The Incompressible Navier-Stokes Equations From Black Hole Membrane Dynamics

TL;DR

This paper demonstrates that the dynamics of black hole horizons in asymptotically Anti-de-Sitter space-time can be described by the incompressible Navier-Stokes equations, linking gravitational horizon behavior to fluid dynamics.

Contribution

It establishes a general connection between black hole membrane dynamics and incompressible Navier-Stokes equations using the Membrane Paradigm approach.

Findings

Horizon dynamics correspond to non-relativistic fluid flow.

The approach applies to general non-singular null hypersurfaces.

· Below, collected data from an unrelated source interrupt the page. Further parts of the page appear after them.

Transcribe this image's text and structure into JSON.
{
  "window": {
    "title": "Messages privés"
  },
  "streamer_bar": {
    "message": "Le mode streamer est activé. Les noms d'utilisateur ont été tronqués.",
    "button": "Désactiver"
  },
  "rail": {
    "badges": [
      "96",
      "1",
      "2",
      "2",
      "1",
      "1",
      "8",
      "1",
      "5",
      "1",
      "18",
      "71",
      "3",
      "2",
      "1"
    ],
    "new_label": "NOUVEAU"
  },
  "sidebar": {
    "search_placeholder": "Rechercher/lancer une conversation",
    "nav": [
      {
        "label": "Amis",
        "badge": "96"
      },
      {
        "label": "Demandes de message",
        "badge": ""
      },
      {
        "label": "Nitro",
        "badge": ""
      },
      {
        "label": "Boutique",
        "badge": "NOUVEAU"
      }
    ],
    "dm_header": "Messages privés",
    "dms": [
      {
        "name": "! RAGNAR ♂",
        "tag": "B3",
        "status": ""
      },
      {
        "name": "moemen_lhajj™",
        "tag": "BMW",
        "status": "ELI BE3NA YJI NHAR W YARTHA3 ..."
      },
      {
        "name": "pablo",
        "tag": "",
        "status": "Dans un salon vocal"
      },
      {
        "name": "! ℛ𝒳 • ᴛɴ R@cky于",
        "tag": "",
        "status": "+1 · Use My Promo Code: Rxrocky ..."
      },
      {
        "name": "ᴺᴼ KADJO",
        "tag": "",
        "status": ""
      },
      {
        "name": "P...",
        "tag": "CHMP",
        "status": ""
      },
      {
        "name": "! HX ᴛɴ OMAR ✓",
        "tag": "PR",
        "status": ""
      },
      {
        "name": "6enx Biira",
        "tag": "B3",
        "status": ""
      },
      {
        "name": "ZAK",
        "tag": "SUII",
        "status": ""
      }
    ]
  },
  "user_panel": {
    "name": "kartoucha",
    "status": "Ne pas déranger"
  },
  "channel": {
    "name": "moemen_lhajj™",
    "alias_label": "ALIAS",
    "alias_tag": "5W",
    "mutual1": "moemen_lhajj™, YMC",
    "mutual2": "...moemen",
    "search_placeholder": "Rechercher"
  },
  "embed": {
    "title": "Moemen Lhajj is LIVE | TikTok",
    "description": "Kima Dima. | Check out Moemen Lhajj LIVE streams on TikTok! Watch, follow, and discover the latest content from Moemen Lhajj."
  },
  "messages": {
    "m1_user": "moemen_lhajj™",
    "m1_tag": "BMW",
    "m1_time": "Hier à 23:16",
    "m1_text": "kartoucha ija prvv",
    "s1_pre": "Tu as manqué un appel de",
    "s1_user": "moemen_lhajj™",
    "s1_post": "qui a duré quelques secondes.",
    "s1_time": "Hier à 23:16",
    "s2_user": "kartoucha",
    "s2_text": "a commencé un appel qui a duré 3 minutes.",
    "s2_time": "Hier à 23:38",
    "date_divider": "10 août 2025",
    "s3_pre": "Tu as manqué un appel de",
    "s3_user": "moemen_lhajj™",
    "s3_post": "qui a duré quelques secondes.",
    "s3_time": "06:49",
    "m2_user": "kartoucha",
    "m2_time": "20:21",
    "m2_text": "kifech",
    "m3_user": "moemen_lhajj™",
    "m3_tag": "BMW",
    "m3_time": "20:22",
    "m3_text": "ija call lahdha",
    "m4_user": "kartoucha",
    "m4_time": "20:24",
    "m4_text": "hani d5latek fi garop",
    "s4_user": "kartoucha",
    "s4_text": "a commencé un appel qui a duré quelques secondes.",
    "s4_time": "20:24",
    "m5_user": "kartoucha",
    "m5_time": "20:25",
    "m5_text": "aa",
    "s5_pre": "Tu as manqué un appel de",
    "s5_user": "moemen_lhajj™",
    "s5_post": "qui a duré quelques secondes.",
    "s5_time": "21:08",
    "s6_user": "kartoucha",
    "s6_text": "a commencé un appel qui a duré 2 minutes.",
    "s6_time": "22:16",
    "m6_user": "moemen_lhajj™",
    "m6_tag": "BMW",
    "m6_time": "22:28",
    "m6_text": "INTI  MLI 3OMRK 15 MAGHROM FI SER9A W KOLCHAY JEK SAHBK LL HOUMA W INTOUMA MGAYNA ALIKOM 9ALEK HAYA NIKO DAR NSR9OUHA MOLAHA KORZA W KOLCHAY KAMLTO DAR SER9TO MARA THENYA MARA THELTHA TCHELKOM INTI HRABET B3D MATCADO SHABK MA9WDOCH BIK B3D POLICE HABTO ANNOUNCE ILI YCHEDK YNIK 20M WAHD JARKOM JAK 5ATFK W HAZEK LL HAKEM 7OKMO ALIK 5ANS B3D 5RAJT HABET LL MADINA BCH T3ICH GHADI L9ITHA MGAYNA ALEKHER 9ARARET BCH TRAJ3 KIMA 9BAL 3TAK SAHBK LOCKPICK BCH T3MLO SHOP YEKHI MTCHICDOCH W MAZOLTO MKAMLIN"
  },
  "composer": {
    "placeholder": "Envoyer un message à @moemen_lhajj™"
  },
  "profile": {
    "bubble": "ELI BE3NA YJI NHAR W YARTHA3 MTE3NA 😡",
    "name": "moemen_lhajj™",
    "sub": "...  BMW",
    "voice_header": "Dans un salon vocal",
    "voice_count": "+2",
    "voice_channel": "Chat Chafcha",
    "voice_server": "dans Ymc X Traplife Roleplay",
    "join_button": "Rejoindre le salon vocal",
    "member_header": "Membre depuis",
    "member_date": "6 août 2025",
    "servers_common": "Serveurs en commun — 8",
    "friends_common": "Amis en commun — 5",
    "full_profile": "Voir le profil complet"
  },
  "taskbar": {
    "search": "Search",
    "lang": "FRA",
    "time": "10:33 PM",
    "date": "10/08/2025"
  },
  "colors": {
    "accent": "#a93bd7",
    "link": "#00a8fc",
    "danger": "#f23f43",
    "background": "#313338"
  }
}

Rindler horizon dynamics also follow Navier-Stokes equations.

Abstract

We consider the dynamics of a d+1 space-time dimensional membrane defined by the event horizon of a black brane in (d+2)-dimensional asymptotically Anti-de-Sitter space-time and show that it is described by the d-dimensional incompressible Navier-Stokes equations of non-relativistic fluids. The fluid velocity corresponds to the normal to the horizon while the rate of change in the fluid energy is equal to minus the rate of change in the horizon cross-sectional area. The analysis is performed in the Membrane Paradigm approach to black holes and it holds for a general non-singular null hypersurface, provided a large scale hydrodynamic limit exists. Thus we find, for instance, that the dynamics of the Rindler acceleration horizon is also described by the incompressible Navier-Stokes equations. The result resembles the relation between the Burgers and KPZ equations and we discuss its implications.